Conventional wisdom indicates that app-wide singleton services should be provided in a Core module, which is loaded only once, by the Root module (see https://frontpills.com/posts/2019/core-shared-modules/ and https://github.com/gothinkster/angular-realworld-example-app/blob/master/src/app/app.module.ts).

So I have set up my error handling in Core:

import { ErrorHandler } from '@angular/core';
import { MyErrorHandler } from 'src/app/core/services/my-error-handler';

providers: [
    {
        provide: ErrorHandler,
        useClass: MyErrorHandler
    }
]

Then, in my-error-handler.ts:

import { CoreModule } from '../../core/core.module';

@Injectable({
    providedIn: CoreModule
})
export class HubErrorHandler implements ErrorHandler {
...
}

Obviously, the circular reference is CoreModule -> MyErrorHandler -> CoreModule.

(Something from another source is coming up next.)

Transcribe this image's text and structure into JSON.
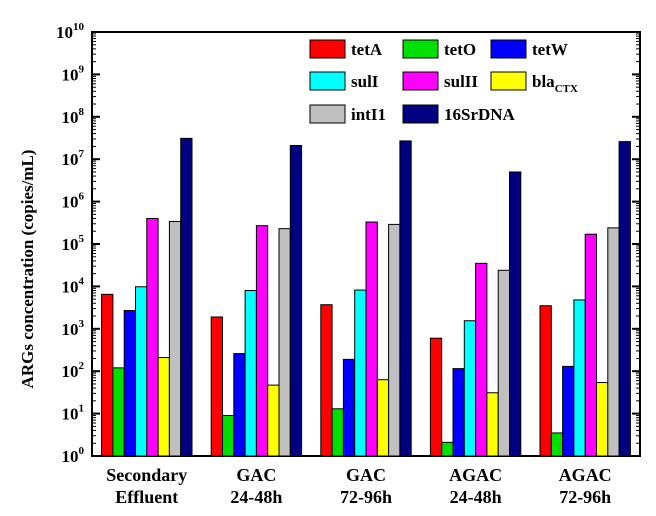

But my question is: how else should I be decorating MyErrorHandler? The @Injectable({ providedIn: CoreModule}) syntax is the preferred nomenclature:

From https://angular.io/guide/providers#providedin-and-ngmodules

The example above shows the preferred way to provide a service in a module. This method is preferred because it enables tree-shaking of the service if nothing injects it.

So what is the correct way to address this situation? Should I just remove the "providedIn" from my service and add the service to CoreModule's providers array?

Thanks.

2

There are 2 answers

0
Robert Dempsey On

If app-wide, singleton services are what you're after, you can specify 'root' as your value for providedIn:

import { Injectable } from '@angular/core';

@Injectable({
    providedIn: 'root'
})
export class HubErrorHandler implements ErrorHandler {
...
}

Official documentation here

0
FunkMonkey33 On

I ended up just adding my services to the Core module's providers array.